PMQs - Money-lending under fire as Fabricant dons moustache for cash
It is an unfortunate part of British politics that whenever a government does something the opposition wants, the opposition berates them for it, writes Dan Wainwright.
Labour has been demanding action to tackle the soaring debts people face when taking out payday loans.
So one would expect the party to be pleased to hear of plans for a cap announced this week.
But for Ed Miliband, it represented a degree of hypocrisy in the Prime Minister that had to be pointed out.
David Cameron has derided the Labour leader for wanting to freeze energy prices for two years.
And now here he was doing a very un-Conservative thing and suggested some form of interference in the market.
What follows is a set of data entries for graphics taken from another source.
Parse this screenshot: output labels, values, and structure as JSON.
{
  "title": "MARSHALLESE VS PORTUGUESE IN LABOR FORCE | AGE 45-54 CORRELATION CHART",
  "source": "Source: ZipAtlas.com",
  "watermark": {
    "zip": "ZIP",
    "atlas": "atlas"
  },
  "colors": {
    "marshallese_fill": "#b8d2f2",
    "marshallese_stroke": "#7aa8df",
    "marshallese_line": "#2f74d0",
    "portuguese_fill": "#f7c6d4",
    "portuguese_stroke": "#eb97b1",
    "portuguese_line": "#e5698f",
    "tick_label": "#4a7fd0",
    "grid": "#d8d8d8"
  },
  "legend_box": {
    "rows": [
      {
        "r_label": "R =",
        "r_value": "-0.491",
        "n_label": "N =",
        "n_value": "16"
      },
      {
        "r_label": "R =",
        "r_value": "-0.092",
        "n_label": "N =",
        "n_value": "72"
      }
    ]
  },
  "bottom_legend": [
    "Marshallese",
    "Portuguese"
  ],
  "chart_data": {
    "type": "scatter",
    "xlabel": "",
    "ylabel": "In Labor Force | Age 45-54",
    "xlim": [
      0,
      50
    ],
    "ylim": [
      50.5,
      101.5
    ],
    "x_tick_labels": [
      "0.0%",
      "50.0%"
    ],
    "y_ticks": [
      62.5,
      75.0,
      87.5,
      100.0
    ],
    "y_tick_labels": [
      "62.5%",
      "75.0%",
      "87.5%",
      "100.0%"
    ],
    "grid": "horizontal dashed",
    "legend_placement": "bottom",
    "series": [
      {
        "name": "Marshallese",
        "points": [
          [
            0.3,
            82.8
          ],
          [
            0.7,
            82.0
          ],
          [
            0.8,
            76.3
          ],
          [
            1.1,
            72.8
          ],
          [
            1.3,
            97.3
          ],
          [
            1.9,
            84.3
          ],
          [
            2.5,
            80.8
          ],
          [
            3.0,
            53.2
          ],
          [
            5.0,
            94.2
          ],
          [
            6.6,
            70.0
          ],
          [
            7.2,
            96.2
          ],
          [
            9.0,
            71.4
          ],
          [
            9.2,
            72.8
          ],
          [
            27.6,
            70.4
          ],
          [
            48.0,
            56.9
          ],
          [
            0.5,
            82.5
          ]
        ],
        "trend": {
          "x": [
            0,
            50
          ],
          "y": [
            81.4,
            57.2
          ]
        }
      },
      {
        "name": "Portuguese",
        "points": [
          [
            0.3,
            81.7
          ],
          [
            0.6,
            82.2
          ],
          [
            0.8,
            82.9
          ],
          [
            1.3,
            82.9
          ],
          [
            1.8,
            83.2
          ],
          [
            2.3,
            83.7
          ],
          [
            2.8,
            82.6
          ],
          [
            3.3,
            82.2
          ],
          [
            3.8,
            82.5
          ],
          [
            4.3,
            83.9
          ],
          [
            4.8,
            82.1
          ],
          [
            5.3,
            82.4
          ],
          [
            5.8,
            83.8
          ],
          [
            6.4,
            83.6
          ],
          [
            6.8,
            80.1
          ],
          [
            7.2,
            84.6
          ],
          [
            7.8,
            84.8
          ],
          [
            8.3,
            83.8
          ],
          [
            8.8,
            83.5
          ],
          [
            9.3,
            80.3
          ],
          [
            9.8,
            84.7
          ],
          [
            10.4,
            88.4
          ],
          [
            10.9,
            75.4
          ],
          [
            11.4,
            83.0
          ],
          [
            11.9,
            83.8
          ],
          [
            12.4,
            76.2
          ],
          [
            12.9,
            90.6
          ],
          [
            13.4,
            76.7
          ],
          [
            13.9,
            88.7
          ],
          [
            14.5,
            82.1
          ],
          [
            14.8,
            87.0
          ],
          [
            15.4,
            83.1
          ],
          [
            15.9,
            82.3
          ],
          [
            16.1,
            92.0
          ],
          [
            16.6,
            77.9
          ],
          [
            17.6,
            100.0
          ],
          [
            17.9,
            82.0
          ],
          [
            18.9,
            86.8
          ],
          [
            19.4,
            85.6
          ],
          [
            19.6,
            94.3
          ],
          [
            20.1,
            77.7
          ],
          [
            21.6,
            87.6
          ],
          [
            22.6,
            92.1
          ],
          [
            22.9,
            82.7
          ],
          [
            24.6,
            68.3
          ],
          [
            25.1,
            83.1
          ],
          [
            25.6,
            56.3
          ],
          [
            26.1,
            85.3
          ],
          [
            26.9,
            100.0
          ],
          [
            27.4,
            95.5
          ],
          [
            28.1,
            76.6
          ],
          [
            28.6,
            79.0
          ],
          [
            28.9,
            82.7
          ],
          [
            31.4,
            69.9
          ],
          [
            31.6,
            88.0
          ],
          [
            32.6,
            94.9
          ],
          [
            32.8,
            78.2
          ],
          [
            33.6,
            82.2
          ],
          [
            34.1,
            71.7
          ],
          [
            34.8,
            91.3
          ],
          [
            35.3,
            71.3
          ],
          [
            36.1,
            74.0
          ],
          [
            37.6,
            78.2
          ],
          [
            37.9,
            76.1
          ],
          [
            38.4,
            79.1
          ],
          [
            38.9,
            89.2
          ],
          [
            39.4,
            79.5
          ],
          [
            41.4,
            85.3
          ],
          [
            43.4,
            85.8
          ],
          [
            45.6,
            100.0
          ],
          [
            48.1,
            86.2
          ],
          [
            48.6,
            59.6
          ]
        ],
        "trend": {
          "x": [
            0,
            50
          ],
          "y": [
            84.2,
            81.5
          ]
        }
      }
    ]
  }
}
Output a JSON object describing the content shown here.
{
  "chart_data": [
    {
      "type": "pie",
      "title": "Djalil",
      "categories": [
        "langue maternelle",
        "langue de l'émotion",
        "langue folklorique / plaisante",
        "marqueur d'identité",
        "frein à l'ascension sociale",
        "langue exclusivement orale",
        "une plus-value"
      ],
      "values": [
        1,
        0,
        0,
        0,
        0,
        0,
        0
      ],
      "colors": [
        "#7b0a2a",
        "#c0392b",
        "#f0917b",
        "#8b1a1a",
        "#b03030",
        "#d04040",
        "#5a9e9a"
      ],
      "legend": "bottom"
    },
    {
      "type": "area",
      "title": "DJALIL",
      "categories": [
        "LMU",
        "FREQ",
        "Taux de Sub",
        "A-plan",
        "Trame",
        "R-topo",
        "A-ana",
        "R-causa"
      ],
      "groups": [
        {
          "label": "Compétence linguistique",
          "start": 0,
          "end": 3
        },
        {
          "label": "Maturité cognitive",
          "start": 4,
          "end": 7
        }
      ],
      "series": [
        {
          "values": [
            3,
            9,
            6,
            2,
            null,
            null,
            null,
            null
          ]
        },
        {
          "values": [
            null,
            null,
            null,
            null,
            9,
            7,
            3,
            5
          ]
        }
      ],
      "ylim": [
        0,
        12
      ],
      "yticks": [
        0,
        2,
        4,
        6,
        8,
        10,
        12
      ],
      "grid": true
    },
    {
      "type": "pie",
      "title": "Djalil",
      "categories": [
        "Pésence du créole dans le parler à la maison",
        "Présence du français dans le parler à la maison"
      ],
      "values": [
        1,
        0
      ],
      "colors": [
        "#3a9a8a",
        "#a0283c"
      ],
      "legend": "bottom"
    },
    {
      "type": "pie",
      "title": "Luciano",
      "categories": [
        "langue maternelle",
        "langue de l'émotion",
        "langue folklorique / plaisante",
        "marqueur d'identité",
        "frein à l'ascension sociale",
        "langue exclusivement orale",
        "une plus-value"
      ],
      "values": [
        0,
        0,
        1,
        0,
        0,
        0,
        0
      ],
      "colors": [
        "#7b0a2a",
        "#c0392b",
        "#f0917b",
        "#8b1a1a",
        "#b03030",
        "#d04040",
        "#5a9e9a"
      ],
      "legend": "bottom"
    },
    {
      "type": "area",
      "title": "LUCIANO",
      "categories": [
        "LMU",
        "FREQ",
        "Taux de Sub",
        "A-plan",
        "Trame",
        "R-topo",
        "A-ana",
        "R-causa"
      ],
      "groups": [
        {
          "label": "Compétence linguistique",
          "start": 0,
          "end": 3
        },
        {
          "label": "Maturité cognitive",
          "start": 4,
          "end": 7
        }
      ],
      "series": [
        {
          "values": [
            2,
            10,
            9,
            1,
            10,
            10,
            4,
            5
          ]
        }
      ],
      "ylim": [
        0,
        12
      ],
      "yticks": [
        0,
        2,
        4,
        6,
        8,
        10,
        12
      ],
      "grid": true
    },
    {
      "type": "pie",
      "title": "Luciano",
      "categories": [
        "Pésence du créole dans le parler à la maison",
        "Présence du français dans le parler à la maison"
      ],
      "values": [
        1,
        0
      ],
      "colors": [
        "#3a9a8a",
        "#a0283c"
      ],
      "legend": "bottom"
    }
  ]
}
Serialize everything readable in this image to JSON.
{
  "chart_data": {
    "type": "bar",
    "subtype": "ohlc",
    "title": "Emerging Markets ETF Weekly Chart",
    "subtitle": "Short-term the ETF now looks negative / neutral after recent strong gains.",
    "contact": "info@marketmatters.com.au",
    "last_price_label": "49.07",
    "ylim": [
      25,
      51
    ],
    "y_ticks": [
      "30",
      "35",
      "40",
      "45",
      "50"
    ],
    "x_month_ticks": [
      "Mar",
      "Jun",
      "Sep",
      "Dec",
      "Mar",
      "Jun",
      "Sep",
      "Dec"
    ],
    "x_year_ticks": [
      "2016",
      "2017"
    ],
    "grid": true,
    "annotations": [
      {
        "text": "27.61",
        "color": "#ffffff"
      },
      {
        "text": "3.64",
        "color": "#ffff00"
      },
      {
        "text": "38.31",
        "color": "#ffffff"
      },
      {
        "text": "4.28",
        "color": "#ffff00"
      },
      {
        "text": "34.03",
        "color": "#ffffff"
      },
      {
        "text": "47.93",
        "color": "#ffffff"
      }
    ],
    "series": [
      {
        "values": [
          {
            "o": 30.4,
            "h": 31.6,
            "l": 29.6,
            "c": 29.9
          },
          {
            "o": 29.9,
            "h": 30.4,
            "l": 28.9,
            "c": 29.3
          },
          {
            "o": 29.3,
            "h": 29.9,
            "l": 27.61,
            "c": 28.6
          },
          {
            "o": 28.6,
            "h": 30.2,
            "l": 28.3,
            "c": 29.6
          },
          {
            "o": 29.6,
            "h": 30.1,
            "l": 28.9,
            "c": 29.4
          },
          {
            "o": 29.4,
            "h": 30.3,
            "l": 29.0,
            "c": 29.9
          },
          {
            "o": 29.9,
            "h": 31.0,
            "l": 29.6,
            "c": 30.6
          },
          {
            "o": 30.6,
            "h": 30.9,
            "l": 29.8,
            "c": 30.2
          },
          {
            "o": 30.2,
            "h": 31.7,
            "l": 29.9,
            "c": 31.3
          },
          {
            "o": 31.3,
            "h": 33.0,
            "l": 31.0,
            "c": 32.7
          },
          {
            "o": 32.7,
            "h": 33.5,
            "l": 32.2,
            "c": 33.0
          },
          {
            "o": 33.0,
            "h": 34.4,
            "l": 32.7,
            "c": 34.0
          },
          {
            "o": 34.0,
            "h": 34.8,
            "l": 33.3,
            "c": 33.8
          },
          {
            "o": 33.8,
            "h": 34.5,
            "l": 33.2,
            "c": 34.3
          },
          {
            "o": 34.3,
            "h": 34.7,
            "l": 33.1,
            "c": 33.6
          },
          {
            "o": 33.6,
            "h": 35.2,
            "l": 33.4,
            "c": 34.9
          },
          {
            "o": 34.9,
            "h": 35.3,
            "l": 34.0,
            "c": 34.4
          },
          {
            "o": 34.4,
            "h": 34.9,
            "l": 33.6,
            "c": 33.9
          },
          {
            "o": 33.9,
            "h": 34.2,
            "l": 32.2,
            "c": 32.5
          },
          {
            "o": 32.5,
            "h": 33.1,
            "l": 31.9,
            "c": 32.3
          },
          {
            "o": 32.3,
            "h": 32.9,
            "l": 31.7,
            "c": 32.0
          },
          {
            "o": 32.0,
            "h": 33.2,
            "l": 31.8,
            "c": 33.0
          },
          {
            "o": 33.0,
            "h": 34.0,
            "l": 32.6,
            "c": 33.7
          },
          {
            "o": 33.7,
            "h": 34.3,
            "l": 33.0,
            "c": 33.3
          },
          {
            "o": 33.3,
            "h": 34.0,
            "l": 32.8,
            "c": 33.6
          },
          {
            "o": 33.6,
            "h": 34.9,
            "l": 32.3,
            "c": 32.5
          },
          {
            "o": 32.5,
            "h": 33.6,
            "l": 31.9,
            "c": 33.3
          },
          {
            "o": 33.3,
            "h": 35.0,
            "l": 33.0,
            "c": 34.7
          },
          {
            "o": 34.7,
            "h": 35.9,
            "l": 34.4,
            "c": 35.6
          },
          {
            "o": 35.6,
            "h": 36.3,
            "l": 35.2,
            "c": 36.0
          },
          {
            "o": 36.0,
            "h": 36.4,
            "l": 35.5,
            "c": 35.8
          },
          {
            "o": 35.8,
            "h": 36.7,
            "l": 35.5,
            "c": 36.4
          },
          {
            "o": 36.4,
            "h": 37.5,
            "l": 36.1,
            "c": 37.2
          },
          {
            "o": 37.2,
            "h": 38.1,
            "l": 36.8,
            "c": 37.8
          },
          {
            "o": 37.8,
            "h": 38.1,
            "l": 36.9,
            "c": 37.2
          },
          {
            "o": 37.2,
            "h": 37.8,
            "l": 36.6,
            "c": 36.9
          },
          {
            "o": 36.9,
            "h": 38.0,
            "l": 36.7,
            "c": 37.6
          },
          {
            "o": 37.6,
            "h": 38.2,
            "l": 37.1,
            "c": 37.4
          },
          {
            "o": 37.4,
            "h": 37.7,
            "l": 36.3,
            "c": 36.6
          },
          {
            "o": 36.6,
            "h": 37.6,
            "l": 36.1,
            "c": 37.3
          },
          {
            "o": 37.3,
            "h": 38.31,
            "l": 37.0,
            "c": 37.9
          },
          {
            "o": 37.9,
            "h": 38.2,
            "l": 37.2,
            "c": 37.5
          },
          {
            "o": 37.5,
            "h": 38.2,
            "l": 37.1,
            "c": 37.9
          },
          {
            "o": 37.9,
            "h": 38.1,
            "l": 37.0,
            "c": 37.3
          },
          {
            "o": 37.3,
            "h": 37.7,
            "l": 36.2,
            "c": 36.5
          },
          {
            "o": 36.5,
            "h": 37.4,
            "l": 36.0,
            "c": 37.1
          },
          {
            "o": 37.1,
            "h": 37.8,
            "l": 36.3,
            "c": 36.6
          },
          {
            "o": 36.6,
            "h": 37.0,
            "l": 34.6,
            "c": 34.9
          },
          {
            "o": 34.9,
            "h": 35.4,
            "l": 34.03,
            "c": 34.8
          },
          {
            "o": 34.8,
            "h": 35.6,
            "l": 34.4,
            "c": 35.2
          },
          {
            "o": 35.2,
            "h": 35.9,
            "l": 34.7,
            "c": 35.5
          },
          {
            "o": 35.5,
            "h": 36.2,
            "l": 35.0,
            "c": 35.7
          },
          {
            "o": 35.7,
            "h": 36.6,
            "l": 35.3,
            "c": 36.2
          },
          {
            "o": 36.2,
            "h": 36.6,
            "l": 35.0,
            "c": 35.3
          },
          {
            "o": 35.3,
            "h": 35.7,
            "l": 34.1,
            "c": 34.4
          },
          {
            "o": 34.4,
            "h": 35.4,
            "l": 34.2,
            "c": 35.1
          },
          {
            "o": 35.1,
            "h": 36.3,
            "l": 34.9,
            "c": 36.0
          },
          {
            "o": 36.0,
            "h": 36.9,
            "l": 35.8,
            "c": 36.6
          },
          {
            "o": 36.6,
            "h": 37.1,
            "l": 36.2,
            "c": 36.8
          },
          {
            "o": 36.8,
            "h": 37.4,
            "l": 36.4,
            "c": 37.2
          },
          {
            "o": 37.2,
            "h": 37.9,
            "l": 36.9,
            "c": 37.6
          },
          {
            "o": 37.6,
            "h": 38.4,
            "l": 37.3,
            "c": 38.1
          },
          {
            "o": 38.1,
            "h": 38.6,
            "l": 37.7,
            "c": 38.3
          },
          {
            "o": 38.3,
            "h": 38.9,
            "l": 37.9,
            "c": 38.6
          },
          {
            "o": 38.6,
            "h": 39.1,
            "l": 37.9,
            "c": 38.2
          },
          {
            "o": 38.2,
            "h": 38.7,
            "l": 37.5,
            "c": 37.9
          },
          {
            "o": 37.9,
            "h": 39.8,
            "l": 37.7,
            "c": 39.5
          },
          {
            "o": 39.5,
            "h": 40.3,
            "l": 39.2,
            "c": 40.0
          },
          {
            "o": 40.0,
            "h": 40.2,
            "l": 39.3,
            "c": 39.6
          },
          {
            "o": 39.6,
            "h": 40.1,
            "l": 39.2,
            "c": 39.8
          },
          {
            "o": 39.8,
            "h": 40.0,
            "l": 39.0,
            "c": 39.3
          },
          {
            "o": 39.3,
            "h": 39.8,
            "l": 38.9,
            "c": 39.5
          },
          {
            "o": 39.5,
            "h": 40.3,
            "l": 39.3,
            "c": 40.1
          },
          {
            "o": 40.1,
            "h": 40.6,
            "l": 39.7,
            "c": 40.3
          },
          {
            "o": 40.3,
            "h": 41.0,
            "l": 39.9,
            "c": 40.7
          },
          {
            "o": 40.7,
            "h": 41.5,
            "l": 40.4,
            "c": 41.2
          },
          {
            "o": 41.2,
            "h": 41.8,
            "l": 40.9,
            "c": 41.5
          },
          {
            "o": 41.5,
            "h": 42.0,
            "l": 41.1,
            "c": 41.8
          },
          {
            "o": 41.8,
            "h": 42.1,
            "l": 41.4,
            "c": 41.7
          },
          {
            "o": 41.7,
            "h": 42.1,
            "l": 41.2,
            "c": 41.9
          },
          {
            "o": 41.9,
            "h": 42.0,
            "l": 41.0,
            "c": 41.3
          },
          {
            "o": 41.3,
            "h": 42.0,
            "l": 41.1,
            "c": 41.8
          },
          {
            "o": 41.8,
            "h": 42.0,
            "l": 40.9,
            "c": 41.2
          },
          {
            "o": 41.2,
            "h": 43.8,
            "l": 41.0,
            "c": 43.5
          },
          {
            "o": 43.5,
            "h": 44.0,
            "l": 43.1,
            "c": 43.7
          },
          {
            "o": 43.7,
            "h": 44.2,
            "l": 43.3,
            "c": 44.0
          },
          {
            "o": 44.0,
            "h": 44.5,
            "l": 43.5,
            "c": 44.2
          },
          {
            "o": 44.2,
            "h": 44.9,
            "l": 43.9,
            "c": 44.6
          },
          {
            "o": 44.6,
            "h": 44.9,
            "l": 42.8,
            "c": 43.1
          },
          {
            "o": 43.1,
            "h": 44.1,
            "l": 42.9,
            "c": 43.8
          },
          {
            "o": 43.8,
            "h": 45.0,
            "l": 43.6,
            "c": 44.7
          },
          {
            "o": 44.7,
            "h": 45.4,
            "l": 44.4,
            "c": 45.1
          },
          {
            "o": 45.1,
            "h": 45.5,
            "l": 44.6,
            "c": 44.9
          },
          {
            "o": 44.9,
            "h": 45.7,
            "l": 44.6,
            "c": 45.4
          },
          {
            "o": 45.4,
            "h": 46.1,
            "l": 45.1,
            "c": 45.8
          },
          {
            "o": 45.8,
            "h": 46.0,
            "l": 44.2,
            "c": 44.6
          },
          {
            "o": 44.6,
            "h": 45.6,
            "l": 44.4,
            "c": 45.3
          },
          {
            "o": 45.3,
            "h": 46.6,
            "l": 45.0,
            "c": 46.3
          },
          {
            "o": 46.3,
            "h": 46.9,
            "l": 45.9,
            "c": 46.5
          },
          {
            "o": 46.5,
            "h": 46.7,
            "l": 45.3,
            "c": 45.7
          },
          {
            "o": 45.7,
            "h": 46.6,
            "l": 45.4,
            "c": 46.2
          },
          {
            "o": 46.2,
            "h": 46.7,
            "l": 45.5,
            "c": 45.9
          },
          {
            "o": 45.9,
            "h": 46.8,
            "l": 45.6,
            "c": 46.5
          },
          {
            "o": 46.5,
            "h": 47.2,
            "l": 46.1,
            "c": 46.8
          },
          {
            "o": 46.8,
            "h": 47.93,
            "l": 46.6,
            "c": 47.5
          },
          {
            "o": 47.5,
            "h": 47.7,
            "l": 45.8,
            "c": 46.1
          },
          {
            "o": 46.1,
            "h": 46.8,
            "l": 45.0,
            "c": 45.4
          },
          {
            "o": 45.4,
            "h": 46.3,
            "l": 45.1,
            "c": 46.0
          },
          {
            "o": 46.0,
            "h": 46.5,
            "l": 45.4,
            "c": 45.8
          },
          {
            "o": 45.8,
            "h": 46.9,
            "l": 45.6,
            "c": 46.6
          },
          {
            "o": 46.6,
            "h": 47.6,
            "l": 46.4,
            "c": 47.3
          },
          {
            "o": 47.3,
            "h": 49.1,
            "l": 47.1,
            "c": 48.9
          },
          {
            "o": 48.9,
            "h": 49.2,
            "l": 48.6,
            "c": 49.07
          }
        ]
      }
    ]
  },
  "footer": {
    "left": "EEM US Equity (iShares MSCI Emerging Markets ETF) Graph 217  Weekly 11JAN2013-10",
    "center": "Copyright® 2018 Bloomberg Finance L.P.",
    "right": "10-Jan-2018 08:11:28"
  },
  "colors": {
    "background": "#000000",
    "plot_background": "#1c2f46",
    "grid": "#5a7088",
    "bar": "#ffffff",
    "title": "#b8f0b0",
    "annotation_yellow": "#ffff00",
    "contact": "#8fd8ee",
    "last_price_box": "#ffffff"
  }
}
Mr Miliband asked: "Following his U-turn on payday lending, why has he moved in two short months to believing it is a solemn duty of government?
The Prime Minister replied: "There are some very disturbing cases and for 13 years they did absolutely nothing about it."
There then followed a joke so utterly academic that it would take the rest of the column to explain to anyone who doesn't get it:
"I followed his (Mr Miliband's) interview on Desert Island Discs. He's no longer following Marx, he's loving Engels instead," the Prime Minister said.
Red Ed rolled his eyes.
He seems to have had a sense of humour by-pass because it was exactly the same sort of lame quip he would have used were the boot on the other foot.
"You'd have thought he'd spend his time trying to be the Prime Minister," he said, witheringly.
The Prime Minister turned off the chuckles and poured on the scorn.
"In three years he's never asked me a single question about payday lending," he said.
The country was eager to hear how he could square intervention in the market in one place and refuse it elsewhere.
"We don't have control of the international price of gas," Mr Cameron said. "So what we need to do is have more competition to get profits down and more regulation to get prices down.
"His version of intervention is take money off the Co-Op and don't ask any questions."
This, of course, was a reference to the scandal of the former Co-Op Bank chairman Rev Paul Flowers, who was linked with a £50,000 donation to shadow chancellor Ed Balls' office.
A special mention must be made for the awesome fake moustache worn by the Lichfield MP Michael Fabricant today.
He's raising money for Movember, the prostate cancer campaign where men grow a soup-strainer for the month.
Mr Fabricant, whose shock of blonde hair is as famous as Boris Johnson's, was unable to grow one he was happy with so ordered one over the internet.
He decided not to ask a question today for fear of collapsing in a fit of giggles.
The PM admitted he can't grow one either, so at least Fabbo's in good company.